Quoi de plus banal et mélancolique que la ligne « you get these words wrong » de Leave me Alone qui tourne en boucle, du « the picture you see is no portrait of me » de Round & Round et du « every time I see you fallin’, I get on my knees and pray » du presque disco Bizarre Love Triangle ?
Ces titres, qui sont, en réalité, de trois albums différents ont ceci en commun : ils sont composés de bribes de phrases que nous nous sommes tous dits peut-être un jour, ce langage polyphonique qui parle sans cesse en nous.
(Gustave Bachelard : « je suis seul, donc nous sommes quatre »)
Or le langage que nous parlons est un langage que nous avons entendu un jour, puis au fil du temps, condensé et approprié (comme s’il venait de nous).
En somme, ce langage qu’ils parlent nous est familier, parce qu’il semble que nous l’avons déjà entendu quelque part, notamment en nous.
(Toute écriture nait du langage existant en nous, évidemment, mais ce qui est difficile est justement de la mettre en ordre, de mettre en accord les voix. Chez New Order on a l’air de s’en ficher un peu)
Sooner than you think est un exemple assez caractéristique à mes yeux de la musique de New Order, au détour d'un alibi (celui de raconter une histoire triviale : une bagarre dans une soirée), elle semble écrire la polyphonie qui s’enchevêtre en nous : Bernard Sumner passe d’un sujet à un autre, le tout dans un ton banal et désinvolte. Or, quoi de plus désinvolte (schizophrénique) que les voix qui parlent en nous ?
A cette règle d'écriture échappe leur premier album Movement (1981), qui est vraisemblablement encore irradié par l’univers de Joy Division, et les albums suivants Technique (1990), qui sont tout de même assez grossiers (on est rebelle sur ce blog).
D’ailleurs le nom des titres n’a généralement que peu de lien avec la chanson qu’elle nomme, ils sont choisis aussi d’une manière hasardeuse (parfois des noms de film : Thieves Like Us, Power, Corruption & Lies ). Le nom des albums est d'un laconisme sobre, un peu intellectuel : Brotherhood (1986), Substance (1987), Republic (1993).
Au final, par une subtile gestion de l’image du groupe, New Order restera ce groupe qu’on voit peu, qui s’efface. Cette attitude qui pourrait sembler un peu intellectuelle (les groupes se glosant de ne pas faire le jeu médiatique sont en fait très mondains dans l’attitude : la revendication de la non-image tourne en image : esthétique de la négation – toujours facile -), New Order réussit à la faire tenir sur ce point tenu, vertigineux, où le sens ne prend pas encore.
Il neutralise leur non-image, au point que rien ne semble tourner à l’égocentrisme : figure de l’image pure.

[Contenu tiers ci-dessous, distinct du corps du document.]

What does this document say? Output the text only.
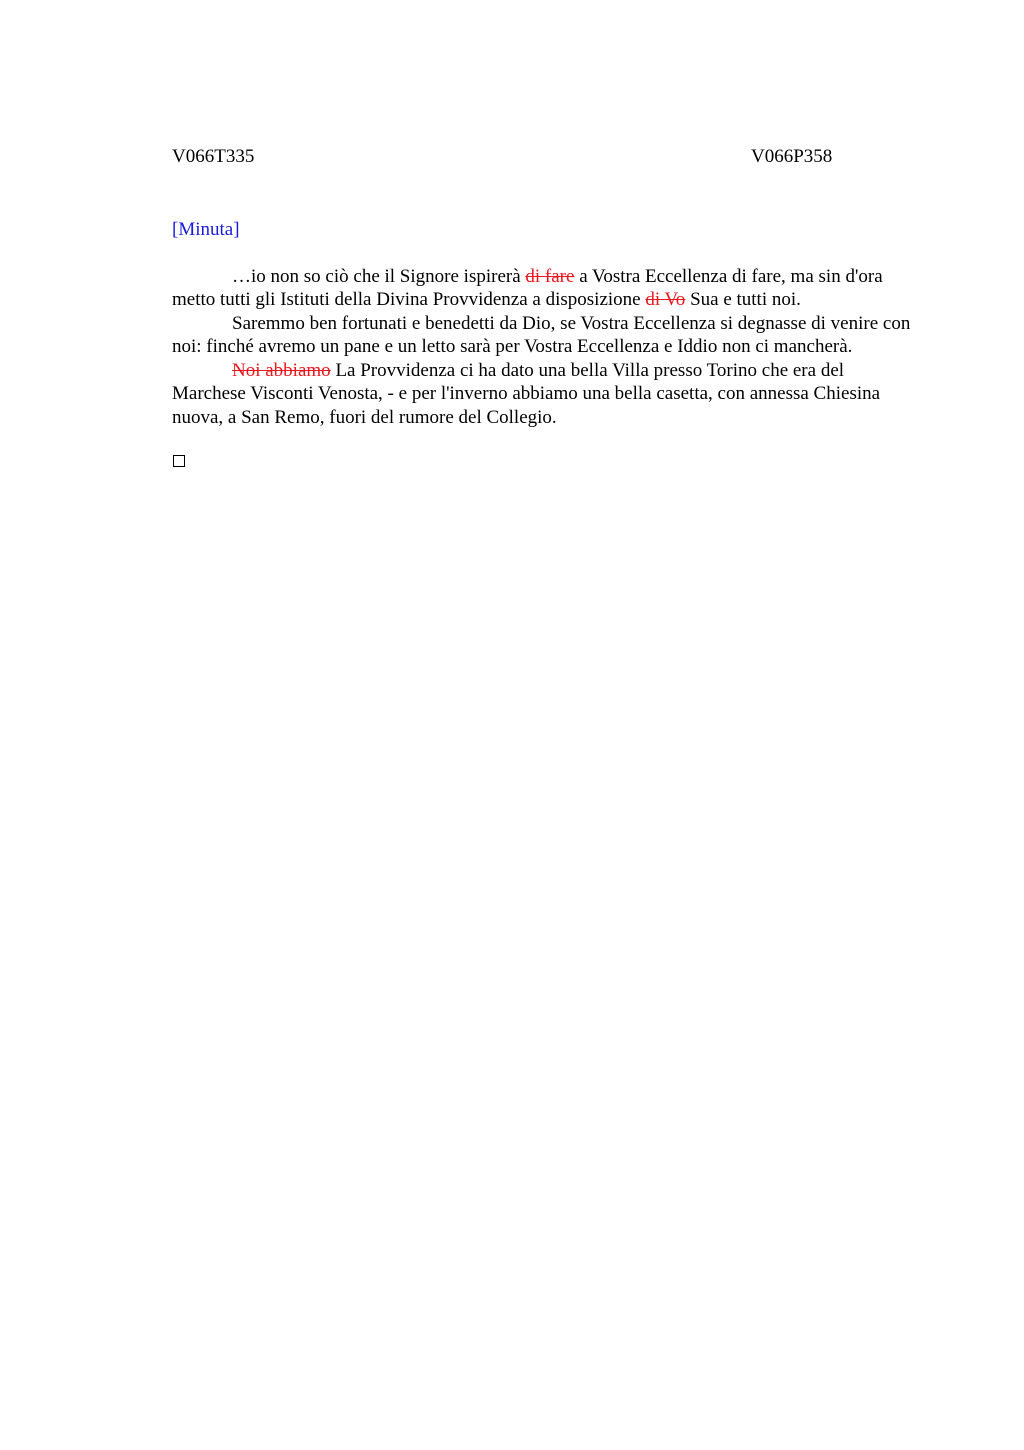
V066T335	V066P358
[Minuta]

…io non so ciò che il Signore ispirerà di fare a Vostra Eccellenza di fare, ma sin d'ora metto tutti gli Istituti della Divina Provvidenza a disposizione di Vo Sua e tutti noi.

Saremmo ben fortunati e benedetti da Dio, se Vostra Eccellenza si degnasse di venire con noi: finché avremo un pane e un letto sarà per Vostra Eccellenza e Iddio non ci mancherà.

Noi abbiamo La Provvidenza ci ha dato una bella Villa presso Torino che era del Marchese Visconti Venosta, - e per l'inverno abbiamo una bella casetta, con annessa Chiesina nuova, a San Remo, fuori del rumore del Collegio.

Il n’y à que ça, que cette image, plus rien au delà. Le groupe semble s’effacer derrière cette surface et cette polyphonie.

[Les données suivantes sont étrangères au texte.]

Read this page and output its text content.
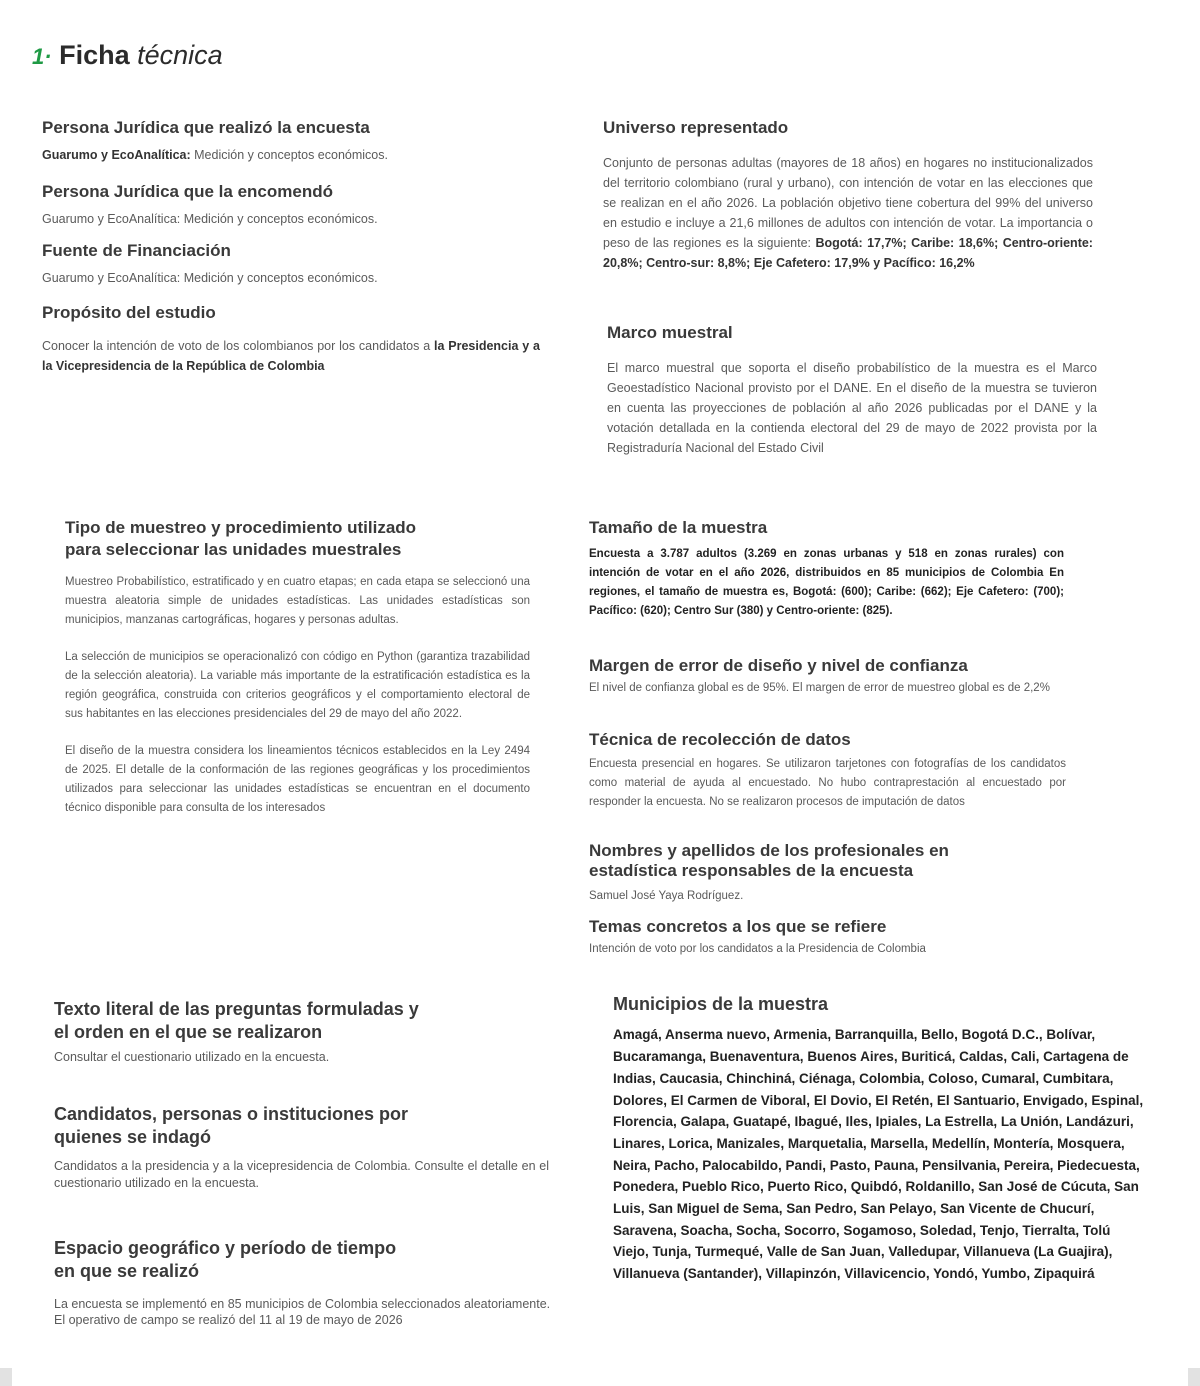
1· Ficha técnica
Persona Jurídica que realizó la encuesta

Guarumo y EcoAnalítica: Medición y conceptos económicos.

Persona Jurídica que la encomendó

Guarumo y EcoAnalítica: Medición y conceptos económicos.

Fuente de Financiación

Guarumo y EcoAnalítica: Medición y conceptos económicos.

Propósito del estudio

Conocer la intención de voto de los colombianos por los candidatos a la Presidencia y a la Vicepresidencia de la República de Colombia

Tipo de muestreo y procedimiento utilizado
para seleccionar las unidades muestrales

Muestreo Probabilístico, estratificado y en cuatro etapas; en cada etapa se seleccionó una muestra aleatoria simple de unidades estadísticas. Las unidades estadísticas son municipios, manzanas cartográficas, hogares y personas adultas.

La selección de municipios se operacionalizó con código en Python (garantiza trazabilidad de la selección aleatoria). La variable más importante de la estratificación estadística es la región geográfica, construida con criterios geográficos y el comportamiento electoral de sus habitantes en las elecciones presidenciales del 29 de mayo del año 2022.

El diseño de la muestra considera los lineamientos técnicos establecidos en la Ley 2494 de 2025. El detalle de la conformación de las regiones geográficas y los procedimientos utilizados para seleccionar las unidades estadísticas se encuentran en el documento técnico disponible para consulta de los interesados

Texto literal de las preguntas formuladas y
el orden en el que se realizaron

Consultar el cuestionario utilizado en la encuesta.

Candidatos, personas o instituciones por
quienes se indagó

Candidatos a la presidencia y a la vicepresidencia de Colombia. Consulte el detalle en el cuestionario utilizado en la encuesta.

Espacio geográfico y período de tiempo
en que se realizó

La encuesta se implementó en 85 municipios de Colombia seleccionados aleatoriamente. El operativo de campo se realizó del 11 al 19 de mayo de 2026

Universo representado

Conjunto de personas adultas (mayores de 18 años) en hogares no institucionalizados del territorio colombiano (rural y urbano), con intención de votar en las elecciones que se realizan en el año 2026. La población objetivo tiene cobertura del 99% del universo en estudio e incluye a 21,6 millones de adultos con intención de votar. La importancia o peso de las regiones es la siguiente: Bogotá: 17,7%; Caribe: 18,6%; Centro-oriente: 20,8%; Centro-sur: 8,8%; Eje Cafetero: 17,9% y Pacífico: 16,2%

Marco muestral

El marco muestral que soporta el diseño probabilístico de la muestra es el Marco Geoestadístico Nacional provisto por el DANE. En el diseño de la muestra se tuvieron en cuenta las proyecciones de población al año 2026 publicadas por el DANE y la votación detallada en la contienda electoral del 29 de mayo de 2022 provista por la Registraduría Nacional del Estado Civil

Tamaño de la muestra

Encuesta a 3.787 adultos (3.269 en zonas urbanas y 518 en zonas rurales) con intención de votar en el año 2026, distribuidos en 85 municipios de Colombia En regiones, el tamaño de muestra es, Bogotá: (600); Caribe: (662); Eje Cafetero: (700); Pacífico: (620); Centro Sur (380) y Centro-oriente: (825).

Margen de error de diseño y nivel de confianza

El nivel de confianza global es de 95%. El margen de error de muestreo global es de 2,2%

Técnica de recolección de datos

Encuesta presencial en hogares. Se utilizaron tarjetones con fotografías de los candidatos como material de ayuda al encuestado. No hubo contraprestación al encuestado por responder la encuesta. No se realizaron procesos de imputación de datos

Nombres y apellidos de los profesionales en
estadística responsables de la encuesta

Samuel José Yaya Rodríguez.

Temas concretos a los que se refiere

Intención de voto por los candidatos a la Presidencia de Colombia

Municipios de la muestra

Amagá, Anserma nuevo, Armenia, Barranquilla, Bello, Bogotá D.C., Bolívar, Bucaramanga, Buenaventura, Buenos Aires, Buriticá, Caldas, Cali, Cartagena de Indias, Caucasia, Chinchiná, Ciénaga, Colombia, Coloso, Cumaral, Cumbitara, Dolores, El Carmen de Viboral, El Dovio, El Retén, El Santuario, Envigado, Espinal, Florencia, Galapa, Guatapé, Ibagué, Iles, Ipiales, La Estrella, La Unión, Landázuri, Linares, Lorica, Manizales, Marquetalia, Marsella, Medellín, Montería, Mosquera, Neira, Pacho, Palocabildo, Pandi, Pasto, Pauna, Pensilvania, Pereira, Piedecuesta, Ponedera, Pueblo Rico, Puerto Rico, Quibdó, Roldanillo, San José de Cúcuta, San Luis, San Miguel de Sema, San Pedro, San Pelayo, San Vicente de Chucurí, Saravena, Soacha, Socha, Socorro, Sogamoso, Soledad, Tenjo, Tierralta, Tolú Viejo, Tunja, Turmequé, Valle de San Juan, Valledupar, Villanueva (La Guajira), Villanueva (Santander), Villapinzón, Villavicencio, Yondó, Yumbo, Zipaquirá
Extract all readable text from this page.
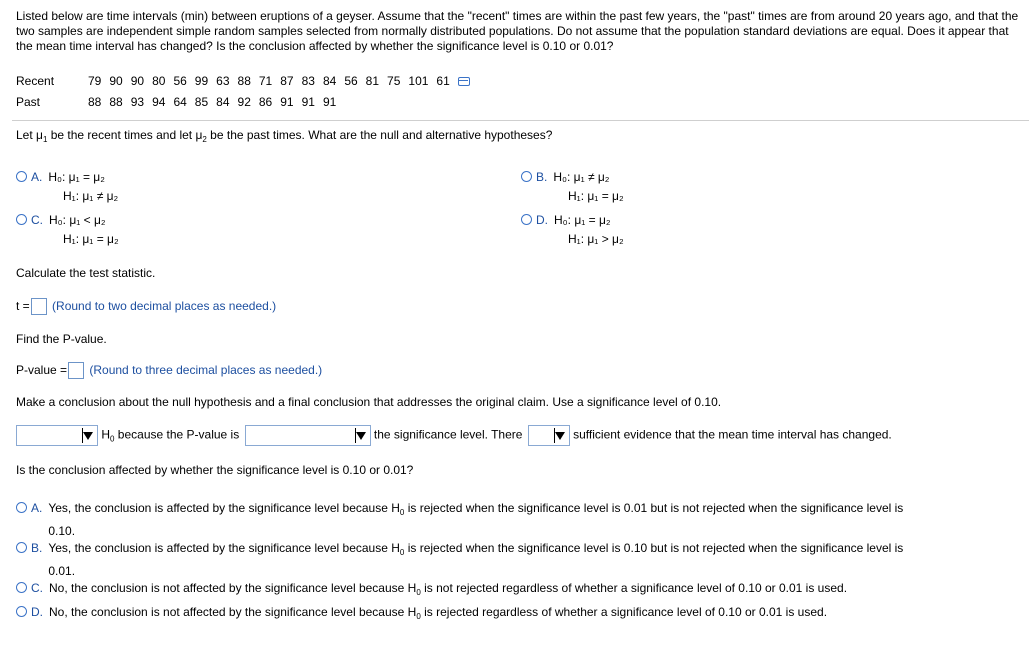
Listed below are time intervals (min) between eruptions of a geyser. Assume that the "recent" times are within the past few years, the "past" times are from around 20 years ago, and that the two samples are independent simple random samples selected from normally distributed populations. Do not assume that the population standard deviations are equal. Does it appear that the mean time interval has changed? Is the conclusion affected by whether the significance level is 0.10 or 0.01?
Recent	79 90 90 80 56 99 63 88 71 87 83 84 56 81 75 101 61
Past	88 88 93 94 64 85 84 92 86 91 91 91
Let $\mu_1$ be the recent times and let $\mu_2$ be the past times. What are the null and alternative hypotheses?
A. H₀: μ₁ = μ₂
H₁: μ₁ ≠ μ₂
B. H₀: μ₁ ≠ μ₂
H₁: μ₁ = μ₂
C. H₀: μ₁ < μ₂
H₁: μ₁ = μ₂
D. H₀: μ₁ = μ₂
H₁: μ₁ > μ₂
Calculate the test statistic.
t = (Round to two decimal places as needed.)
Find the P-value.
P-value = (Round to three decimal places as needed.)
Make a conclusion about the null hypothesis and a final conclusion that addresses the original claim. Use a significance level of 0.10.
$H_0$ because the P-value is	the significance level. There	sufficient evidence that the mean time interval has changed.
Is the conclusion affected by whether the significance level is 0.10 or 0.01?
A. Yes, the conclusion is affected by the significance level because $H_0$ is rejected when the significance level is 0.01 but is not rejected when the significance level is
0.10.
B. Yes, the conclusion is affected by the significance level because $H_0$ is rejected when the significance level is 0.10 but is not rejected when the significance level is
0.01.
C. No, the conclusion is not affected by the significance level because $H_0$ is not rejected regardless of whether a significance level of 0.10 or 0.01 is used.
D. No, the conclusion is not affected by the significance level because $H_0$ is rejected regardless of whether a significance level of 0.10 or 0.01 is used.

(Andy Warhol : « If you want to know all about Andy Warhol, just look at the surface of my paintings and films and me, and there I am. There's nothing behind it. »)
N’apparaissant pas, il ne subsiste que cette image pure, le sentiment de banalité peut circuler tranquillement. En ajoutant, que le groupe semble parfois maladroit (Sumner a une voix en apparence peu séduisante, leurs postures live sont sobres, timides).

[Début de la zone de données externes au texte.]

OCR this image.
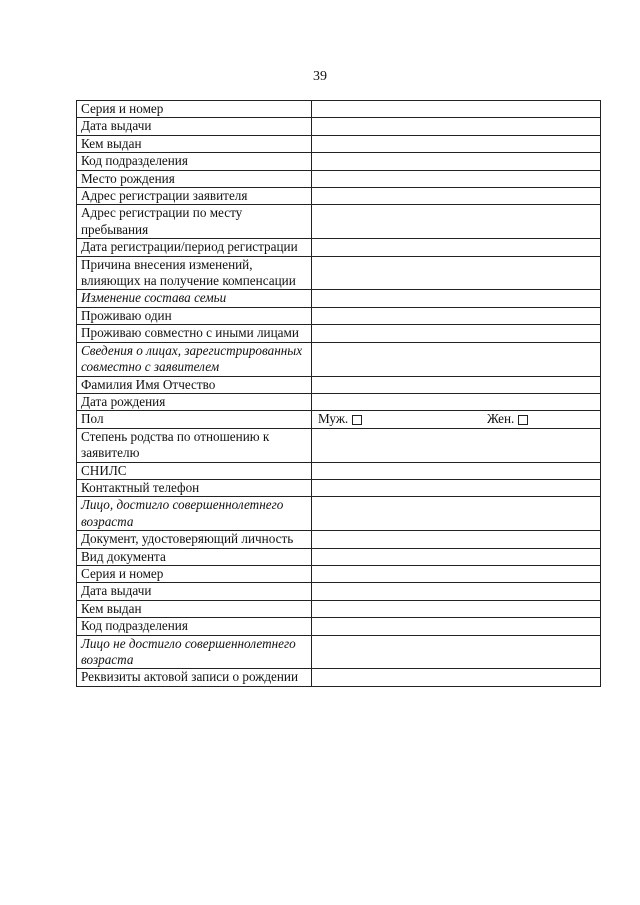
39
Серия и номер	
Дата выдачи	
Кем выдан	
Код подразделения	
Место рождения	
Адрес регистрации заявителя	
Адрес регистрации по месту пребывания	
Дата регистрации/период регистрации	
Причина внесения изменений, влияющих на получение компенсации	
Изменение состава семьи	
Проживаю один	
Проживаю совместно с иными лицами	
Сведения о лицах, зарегистрированных совместно с заявителем	
Фамилия Имя Отчество	
Дата рождения	
Пол	Муж. Жен.

Степень родства по отношению к заявителю	
СНИЛС	
Контактный телефон	
Лицо, достигло совершеннолетнего возраста	
Документ, удостоверяющий личность	
Вид документа	
Серия и номер	
Дата выдачи	
Кем выдан	
Код подразделения	
Лицо не достигло совершеннолетнего возраста	
Реквизиты актовой записи о рождении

Finalement, tout le monde pourrait se confondre dans ces chansons, qui laisse beaucoup d’espace à l’auditeur (qui s’est retrouvé dans les chansons des Rolling Stones ? Jagger , phallocrate de premier ordre, laisse de l’espace ?).
L’esthétique de New Order, comme tous les groupes de la Factory, pourraient faire l’objet d’un livre, tellement elle importe dans la valeur artistique du groupe, et semble faire preuve d’un travail fouillé.